More Minnesotans are fixing up their homes to reduce the level of cancer-causing radon gas, partly because of a year-old state law governing real estate sales.
The Minnesota Radon Awareness Act, which took effect last January, requires home sellers to notify buyers if the home has been tested for radon, provide the results of that test and disclose if any work has been done to fix problems. Sellers are also required to provide a “warning statement” and written information about radon to buyers.
The number of homes getting radon mitigation work has averaged 1,279 annually in recent years, according to the Minnesota Department of Health. But in the first nine months of 2014, that number had already nearly doubled, to 2,389.
The trend has been driven in part by buyers who are more aware of the health risks of radon, said Dan Tranter, the department’s indoor air unit supervisor. Radon, a colorless and odorless gas, is the top environmental cause of cancer deaths in the U.S., according to the Health Department. It’s also the most common cause of lung cancer among nonsmokers, killing more than 21,000 people each year nationwide.

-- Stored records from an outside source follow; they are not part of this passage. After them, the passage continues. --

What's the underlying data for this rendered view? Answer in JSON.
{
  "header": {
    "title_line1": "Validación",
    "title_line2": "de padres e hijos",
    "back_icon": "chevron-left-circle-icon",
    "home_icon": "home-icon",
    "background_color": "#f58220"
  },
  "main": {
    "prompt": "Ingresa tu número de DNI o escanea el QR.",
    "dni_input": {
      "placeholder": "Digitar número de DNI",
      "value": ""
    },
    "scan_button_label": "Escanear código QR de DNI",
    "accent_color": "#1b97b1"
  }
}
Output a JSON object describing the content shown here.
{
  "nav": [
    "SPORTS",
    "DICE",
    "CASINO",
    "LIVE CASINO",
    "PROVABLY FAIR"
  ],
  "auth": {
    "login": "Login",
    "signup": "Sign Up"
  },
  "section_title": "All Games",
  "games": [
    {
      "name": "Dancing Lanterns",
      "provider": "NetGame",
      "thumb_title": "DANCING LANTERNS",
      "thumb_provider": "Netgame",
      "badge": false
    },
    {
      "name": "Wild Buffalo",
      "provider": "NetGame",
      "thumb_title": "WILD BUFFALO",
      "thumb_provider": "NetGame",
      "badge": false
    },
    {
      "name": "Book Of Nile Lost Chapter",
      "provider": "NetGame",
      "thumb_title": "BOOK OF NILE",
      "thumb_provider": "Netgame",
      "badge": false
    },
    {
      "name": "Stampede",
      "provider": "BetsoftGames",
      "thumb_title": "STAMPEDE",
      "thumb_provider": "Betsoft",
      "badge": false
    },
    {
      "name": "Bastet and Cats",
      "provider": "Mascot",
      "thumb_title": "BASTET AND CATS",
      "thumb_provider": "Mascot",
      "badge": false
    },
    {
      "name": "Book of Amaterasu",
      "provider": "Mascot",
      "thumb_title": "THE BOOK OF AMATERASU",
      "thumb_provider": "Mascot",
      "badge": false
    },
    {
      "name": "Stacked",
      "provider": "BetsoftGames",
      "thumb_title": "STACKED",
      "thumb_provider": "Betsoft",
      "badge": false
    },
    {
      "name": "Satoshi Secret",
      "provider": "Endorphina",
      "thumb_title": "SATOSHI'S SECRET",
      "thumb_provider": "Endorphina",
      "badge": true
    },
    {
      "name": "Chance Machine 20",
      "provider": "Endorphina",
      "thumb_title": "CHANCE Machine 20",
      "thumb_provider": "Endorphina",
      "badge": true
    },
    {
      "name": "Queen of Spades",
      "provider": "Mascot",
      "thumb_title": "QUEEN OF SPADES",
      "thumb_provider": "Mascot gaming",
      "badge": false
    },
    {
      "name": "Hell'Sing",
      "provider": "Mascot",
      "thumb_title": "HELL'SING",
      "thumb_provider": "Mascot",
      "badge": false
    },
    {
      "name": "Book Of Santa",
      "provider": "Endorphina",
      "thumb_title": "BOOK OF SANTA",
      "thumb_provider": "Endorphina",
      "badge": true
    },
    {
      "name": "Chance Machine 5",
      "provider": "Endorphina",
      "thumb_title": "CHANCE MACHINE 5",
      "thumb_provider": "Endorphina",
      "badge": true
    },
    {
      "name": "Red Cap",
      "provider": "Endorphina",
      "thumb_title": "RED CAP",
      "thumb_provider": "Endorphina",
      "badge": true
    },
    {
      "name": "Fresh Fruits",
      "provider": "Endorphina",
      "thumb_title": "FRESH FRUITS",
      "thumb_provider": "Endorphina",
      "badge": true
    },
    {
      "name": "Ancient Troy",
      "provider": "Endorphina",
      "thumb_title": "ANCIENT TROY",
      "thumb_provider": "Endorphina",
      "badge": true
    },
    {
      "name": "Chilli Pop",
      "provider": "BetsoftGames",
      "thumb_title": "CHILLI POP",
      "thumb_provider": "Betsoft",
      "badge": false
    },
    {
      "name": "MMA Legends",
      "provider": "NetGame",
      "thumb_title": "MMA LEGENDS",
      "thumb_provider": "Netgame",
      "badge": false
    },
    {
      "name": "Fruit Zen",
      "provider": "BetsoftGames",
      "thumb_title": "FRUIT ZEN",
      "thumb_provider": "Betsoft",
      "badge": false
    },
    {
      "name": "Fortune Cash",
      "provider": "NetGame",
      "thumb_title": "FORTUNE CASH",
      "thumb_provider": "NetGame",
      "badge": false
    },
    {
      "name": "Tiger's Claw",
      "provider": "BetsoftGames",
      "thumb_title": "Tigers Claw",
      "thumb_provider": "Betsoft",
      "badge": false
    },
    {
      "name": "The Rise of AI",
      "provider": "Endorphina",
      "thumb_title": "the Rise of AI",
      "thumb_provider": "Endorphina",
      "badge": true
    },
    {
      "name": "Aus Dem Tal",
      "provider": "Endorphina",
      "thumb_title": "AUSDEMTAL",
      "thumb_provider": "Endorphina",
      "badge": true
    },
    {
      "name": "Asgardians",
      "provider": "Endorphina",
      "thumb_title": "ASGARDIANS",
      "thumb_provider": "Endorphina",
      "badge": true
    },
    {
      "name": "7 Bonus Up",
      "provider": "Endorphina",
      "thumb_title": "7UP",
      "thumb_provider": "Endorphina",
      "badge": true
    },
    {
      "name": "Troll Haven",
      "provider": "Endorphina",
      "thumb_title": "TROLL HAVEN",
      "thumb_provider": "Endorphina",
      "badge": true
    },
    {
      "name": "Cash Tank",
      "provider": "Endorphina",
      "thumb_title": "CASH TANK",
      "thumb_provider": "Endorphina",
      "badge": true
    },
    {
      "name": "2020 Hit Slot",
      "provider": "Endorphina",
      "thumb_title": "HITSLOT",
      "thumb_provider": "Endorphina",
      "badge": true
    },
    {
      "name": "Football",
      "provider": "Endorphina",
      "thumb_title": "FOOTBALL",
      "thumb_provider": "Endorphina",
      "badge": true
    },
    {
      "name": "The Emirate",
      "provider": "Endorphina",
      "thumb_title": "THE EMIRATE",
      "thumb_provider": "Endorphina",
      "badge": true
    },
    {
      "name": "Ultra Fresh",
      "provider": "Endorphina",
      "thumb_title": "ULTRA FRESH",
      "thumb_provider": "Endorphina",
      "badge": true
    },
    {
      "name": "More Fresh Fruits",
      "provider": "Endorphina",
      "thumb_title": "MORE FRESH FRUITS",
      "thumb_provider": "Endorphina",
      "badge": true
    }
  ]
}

Officials estimate that 40 percent of Minnesota homes have dangerous radon levels.
“We encourage every homeowner to test their home and fix it,” Tranter said. “Because if they don’t now, they may have to during the home sale — and they can also receive the benefits of reduced radon exposures.”
Radon testing takes a few days, and homeowners can get test kits from city and county health departments, hardware stores or radon testing labs. Mitigation work typically involves installing a pipe beneath the home that helps vent dangerous gases out of the home.
Tranter recommends that home buyers and sellers enlist the help of certified radon reduction professionals. His agency maintains a directory of contractors on its website.